Gymnasium: Chance für Standort Schkeuditz nutzen
Mit überschaubarer Tagesordnung startete der Stadtrat der fünften Legislatur ins nunmehr mehr als 20 Tage alte neue Jahr. Der Schwerpunkt lag auf Beschlüssen zum Vorgriff auf den Haushalt 2011, der nach aktuellen Informationen aus der Kämmerei im März beschlossen werden könnte. So haben die Parlamentarier einstimmig Fahrtkostenzuschüsse für die Lessing-Mittelschule und das hiesige Gymnasium beschlossen. Für beide Bildungseinrichtungen stehen maximal 120 Euro pro Schüler der fünften bis siebten Klassen zur Verfügung. Die Auszahlung des städtischen Zuschusses erfolgt grundsätzlich nach Vorlage des Antrages und der Kopie der Schülerfahrkarte. Ziel der SPD-Fraktion ist es, den Fahrtkostenzuschuss bei sich verbessernder Haushaltssituation auf weitere Klassenstufen auszudehnen.
Information des Landratsamtes lässt (Finanz-)Fragen offen
Mitte Dezember hatte die Nachricht, dass es Probleme bei der Umsetzbarkeit der Planungen zum Neubau des Gymnasiums gibt, für Aufsehen gesorgt. Es hatte sich in der heißen Phase herausgestellt, dass der Container vom jetzigen Standort in Papitz nicht wie geplant ins Zentrum verlagert werden kann. Auf Antrag der SPD-Fraktion hatte das Landratsamt bei der Januar-Sitzung dazu Stellung zu beziehen. Bei der jetzt eingetretenen Situation handele es sich um eine "punktuelle Änderung", versuchte der Leiter des Eigenbetriebes Kommunale Bildungsstätten, Dr. Artur Beuchling, zu beruhigen. Bei genauerem Hinsehen habe sich das Cadolto-Containersystem aus verschiedenen Gründen als nicht umsetzbar erwiesen: Nassestrich statt Trockenestrich, ein Feuerfestigkeitsgrad von 30 statt 90 Minuten. Nur mit hohem finanziellem Aufwand hätte der Container, in dem sämtliche Fachkabinette beheimatet sind, ertüchtigt werden können.

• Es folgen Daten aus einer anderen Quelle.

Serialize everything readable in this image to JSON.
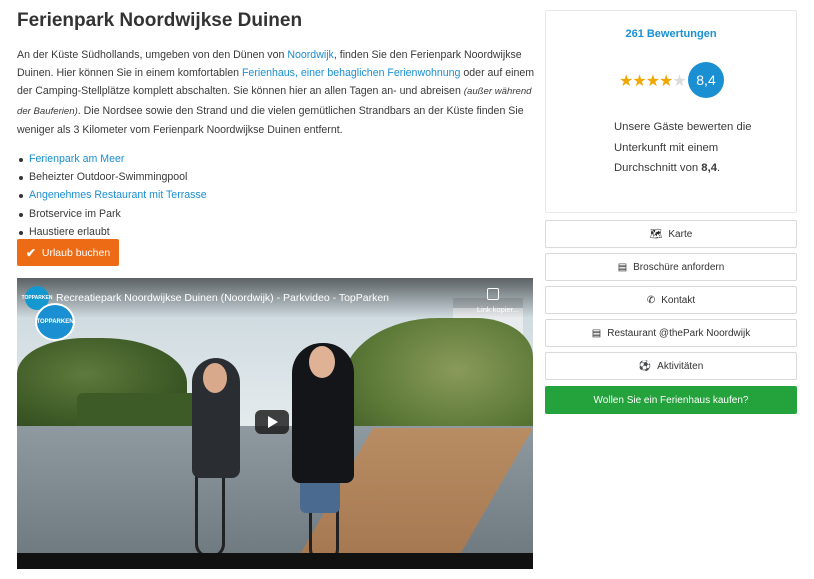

Trotz der Probleme sieht Beuchling den Bau im Plan, das Gesamtbudget von 5,3 Millionen Euro wird aufgrund dieser Posse nicht ausgeschöpft werden. Wenn die Bauarbeiten planmäßig voran gehen, stehe einer Inbetriebnahme zum Schuljahresbeginn 2011/2012 nichts im Wege, versicherte er. Oberbürgermeister Enke ergänzte, dass trotz fehlender Cadolto-Räume im Stadtzentrum mehr Räumlichkeiten zur Verfügung stünden, als am bisherigen Standort. Voraussichtlich ab 2012 wird ein weiterer Bauabschnitt die Raumlücke schließen - bestenfalls in einem Atemzug mit der Turnhalle. Die Fördermittelsituation hierzu ist allerdings ungewiss. Abschließend bestätigte Beuchling Aussagen der SPD-Fraktion, dass eine "verbesserte Bauhülle" die Attraktivität des Gymnasiums steigere.
Hochwasserlage zu jeder Zeit unter Kontrolle
Im Anschluss an die Bauinformationen und die Beschlussfassung informierte Oberbürgermeister Enke umfassend über die Hochwasserlage in Schkeuditz in Folge der Öffnung des Nahle-Auslassbauwerkes und der dadurch entstandenen Flutung der Burgaue. Durch das besonnene und umsichtige Handeln der Verwaltung konnten auf Schkeuditzer Gebiet schlimme Schäden verhindert werden, selbst ohne Erfahrungswerte besteht keine Gefahr für die Stadt mit deren Ortsteilen. Mit mehreren Tausend Sandsäcken sicherte die Schkeuditzer Feuerwehr die Domholzschänke, auch die Deiche im Stadtgebiet, allen voran die im Norden der Ortslage Kleinliebenau, hielten. Das Hochwasserschutzkonzept der Stadt hat sich im Verlauf dieser ernsten Situation bewährt.